Here’s a show that clearly deserves one of the first reviews on my new blog. I have no idea who the curator is, so I’m going to tell it how it is. The gallery should have considered closing at the end of July instead of leaving this rubbish heap open for all to see. Your Gold Teeth II curated by Todd Levin at Marianne Boesky Gallery is a perfect example of everything that is wrong with the art scene in New York.

Upon entering the gallery, it feels like perhaps you have arrived pre or post show, and things are being moved in or out with little concern for placement. The images here give you an example of how poorly installed this show is. What is the theme of this group show?

Is this really the work of an experienced curator of a quarter century?  As professed, I know little of the who’s who in the New York art scene, but I know a load of crap when I smell it. This curator must be very well connected to be able to pass off this uninspired show as one worthy of Marianne Boesky Gallery. And to be reviewed in the New York Times. Very well positioned, indeed.

What is even more amazing, is that there are some big names in this show: Basquiat, Boetti, Castle, Cornell, Fischli and Weiss, Nauman, Noland, Ono, Trockel, West. Artists who have amazing careers, creating art whose placement ought to be considered carefully. Your Gold Teeth II had the grace and style of a midterm student show in some small backwoods state school whose funding was cut, and suffered a drop in enrollment. The use of white painted pedestals for the sculptures made me cringe. It was like he was thinking, okay eye level… hmm, what’s in the back room? Oh, painted white pedestals, and guess what, they’re the perfect size!  Or maybe the show started with “what kind of show can we put on using these painted white pedestals?”

So I had to delve a little further.  It was the second visit to the show, and instead of just walking in and out, like I normally would, I decided to stay a while and think about why it was so bad. It felt like a flea market that you arrived at too late.  Everything
picked over, nothing left but the junk no one wants…

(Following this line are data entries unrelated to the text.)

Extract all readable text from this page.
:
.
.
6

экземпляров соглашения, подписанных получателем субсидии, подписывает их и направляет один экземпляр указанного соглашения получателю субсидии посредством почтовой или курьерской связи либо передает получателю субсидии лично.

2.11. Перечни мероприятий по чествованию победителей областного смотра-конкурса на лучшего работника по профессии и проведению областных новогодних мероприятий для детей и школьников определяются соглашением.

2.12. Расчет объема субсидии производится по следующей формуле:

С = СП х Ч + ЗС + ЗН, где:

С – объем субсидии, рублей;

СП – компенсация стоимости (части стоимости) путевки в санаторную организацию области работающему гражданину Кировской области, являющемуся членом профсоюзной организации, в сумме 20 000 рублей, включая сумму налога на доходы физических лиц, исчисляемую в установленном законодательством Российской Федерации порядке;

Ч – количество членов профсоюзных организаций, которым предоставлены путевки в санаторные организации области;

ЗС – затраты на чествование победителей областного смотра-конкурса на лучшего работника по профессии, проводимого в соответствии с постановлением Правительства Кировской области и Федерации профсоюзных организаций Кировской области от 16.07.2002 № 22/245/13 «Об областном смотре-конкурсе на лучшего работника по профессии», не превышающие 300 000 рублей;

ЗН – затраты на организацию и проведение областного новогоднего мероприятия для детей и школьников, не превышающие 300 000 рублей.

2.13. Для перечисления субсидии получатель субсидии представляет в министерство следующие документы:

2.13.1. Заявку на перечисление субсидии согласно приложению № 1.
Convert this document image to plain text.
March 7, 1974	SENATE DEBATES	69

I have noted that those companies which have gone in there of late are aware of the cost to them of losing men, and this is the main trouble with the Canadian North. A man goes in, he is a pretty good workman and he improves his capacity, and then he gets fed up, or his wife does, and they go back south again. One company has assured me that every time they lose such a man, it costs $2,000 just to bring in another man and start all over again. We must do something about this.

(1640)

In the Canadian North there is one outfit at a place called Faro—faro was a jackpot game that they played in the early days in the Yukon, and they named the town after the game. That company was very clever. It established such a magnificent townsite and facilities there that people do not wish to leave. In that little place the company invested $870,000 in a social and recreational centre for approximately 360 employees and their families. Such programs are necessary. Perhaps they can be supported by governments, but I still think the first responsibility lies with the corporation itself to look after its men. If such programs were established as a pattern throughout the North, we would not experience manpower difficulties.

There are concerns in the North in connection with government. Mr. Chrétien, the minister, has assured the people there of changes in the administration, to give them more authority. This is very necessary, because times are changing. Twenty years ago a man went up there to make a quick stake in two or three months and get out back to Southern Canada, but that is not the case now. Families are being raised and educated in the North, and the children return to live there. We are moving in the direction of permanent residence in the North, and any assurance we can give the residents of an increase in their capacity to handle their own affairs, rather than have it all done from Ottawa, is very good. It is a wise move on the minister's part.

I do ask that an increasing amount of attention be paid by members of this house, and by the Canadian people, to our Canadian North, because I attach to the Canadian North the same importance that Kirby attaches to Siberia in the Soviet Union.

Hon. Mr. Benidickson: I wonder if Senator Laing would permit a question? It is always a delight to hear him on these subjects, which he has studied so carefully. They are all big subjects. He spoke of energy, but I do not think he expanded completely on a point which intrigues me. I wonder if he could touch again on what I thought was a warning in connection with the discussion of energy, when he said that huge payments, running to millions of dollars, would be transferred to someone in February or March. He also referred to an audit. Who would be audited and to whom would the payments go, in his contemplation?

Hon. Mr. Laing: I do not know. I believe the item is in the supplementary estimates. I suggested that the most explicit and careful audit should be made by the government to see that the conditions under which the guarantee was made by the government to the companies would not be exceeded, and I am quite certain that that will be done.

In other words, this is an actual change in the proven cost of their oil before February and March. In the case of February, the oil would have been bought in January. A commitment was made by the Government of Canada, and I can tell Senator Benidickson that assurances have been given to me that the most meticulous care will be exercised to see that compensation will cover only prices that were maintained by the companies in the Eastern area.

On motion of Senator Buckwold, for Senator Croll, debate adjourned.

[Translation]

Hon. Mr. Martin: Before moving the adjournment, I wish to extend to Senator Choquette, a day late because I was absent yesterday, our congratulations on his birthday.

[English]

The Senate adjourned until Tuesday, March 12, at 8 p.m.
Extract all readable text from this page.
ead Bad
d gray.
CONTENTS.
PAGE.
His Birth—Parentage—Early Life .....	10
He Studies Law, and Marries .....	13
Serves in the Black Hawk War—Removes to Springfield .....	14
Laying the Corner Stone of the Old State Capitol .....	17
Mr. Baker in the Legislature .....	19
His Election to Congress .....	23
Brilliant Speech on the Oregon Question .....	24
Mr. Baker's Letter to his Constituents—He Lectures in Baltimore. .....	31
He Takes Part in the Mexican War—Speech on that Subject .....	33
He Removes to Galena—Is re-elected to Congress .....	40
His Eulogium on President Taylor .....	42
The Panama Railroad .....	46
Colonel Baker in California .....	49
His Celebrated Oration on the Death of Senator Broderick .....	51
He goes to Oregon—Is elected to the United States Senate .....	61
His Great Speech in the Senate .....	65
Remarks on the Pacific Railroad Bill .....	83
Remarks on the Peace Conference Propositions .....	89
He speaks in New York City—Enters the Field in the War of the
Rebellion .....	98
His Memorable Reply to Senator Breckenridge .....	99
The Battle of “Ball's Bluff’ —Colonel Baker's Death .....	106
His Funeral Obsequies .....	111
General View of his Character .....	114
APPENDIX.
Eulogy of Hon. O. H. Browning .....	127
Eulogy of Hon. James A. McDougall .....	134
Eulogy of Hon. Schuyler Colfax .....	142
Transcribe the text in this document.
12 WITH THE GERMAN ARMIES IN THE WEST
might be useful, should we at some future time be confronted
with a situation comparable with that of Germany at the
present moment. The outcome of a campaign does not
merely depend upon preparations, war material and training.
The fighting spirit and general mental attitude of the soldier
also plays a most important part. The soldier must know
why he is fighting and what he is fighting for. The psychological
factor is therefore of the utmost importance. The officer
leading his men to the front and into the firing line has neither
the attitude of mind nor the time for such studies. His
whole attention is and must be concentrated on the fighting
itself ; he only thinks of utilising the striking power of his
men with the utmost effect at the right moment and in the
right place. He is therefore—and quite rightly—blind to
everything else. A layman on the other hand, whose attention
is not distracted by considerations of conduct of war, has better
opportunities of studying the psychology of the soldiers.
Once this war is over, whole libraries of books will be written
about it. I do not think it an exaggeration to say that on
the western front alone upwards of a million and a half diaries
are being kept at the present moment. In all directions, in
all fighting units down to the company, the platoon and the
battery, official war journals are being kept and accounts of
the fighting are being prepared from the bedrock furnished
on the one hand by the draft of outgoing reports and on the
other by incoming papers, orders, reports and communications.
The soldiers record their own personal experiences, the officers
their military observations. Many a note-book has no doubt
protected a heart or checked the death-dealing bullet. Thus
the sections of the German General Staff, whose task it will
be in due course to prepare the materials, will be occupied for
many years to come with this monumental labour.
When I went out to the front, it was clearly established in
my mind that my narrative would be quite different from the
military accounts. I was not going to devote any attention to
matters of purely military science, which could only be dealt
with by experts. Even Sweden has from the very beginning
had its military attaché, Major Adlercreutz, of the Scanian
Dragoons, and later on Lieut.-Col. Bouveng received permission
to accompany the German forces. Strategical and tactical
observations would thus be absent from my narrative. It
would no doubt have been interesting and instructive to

So I grabbed the press release. It reads like the bullshit they try to get you to read in graduate school. Convoluted, condescending nonsense that actually may have a point, but so vague, and obtuse, that my brain glazes over before I can decipher any of it.

Whilst relistening to, and reflecting upon these radio programs recently, it became sadly apparent that facile irony had become one of the dominant philosophical stances of the art world, and that perhaps the artists and artwork I chose for inclusion in Your Gold Teeth II simply had to lay in wait until the Oligarch decade was over.

Dear curator, What the fuck are you talking about? And why does my brain hurt when I try to make sense of your writing? And why does this art look like a load of crap in this space? Does all of your curating look this bad? Cuz if it does, I hope that your clients hire a separate interior designer to make sense of the work you help them buy. This show looks like shit! I don’t even care which artists are included in this show because my first and second impressions make me think there is nothing here worth considering. No story, no attention to detail, no jarring juxtaposition, rhythm, repetition, nuance.  Just a room full of unrelated junk.

I think you’ve got the idea.  The pix say it all.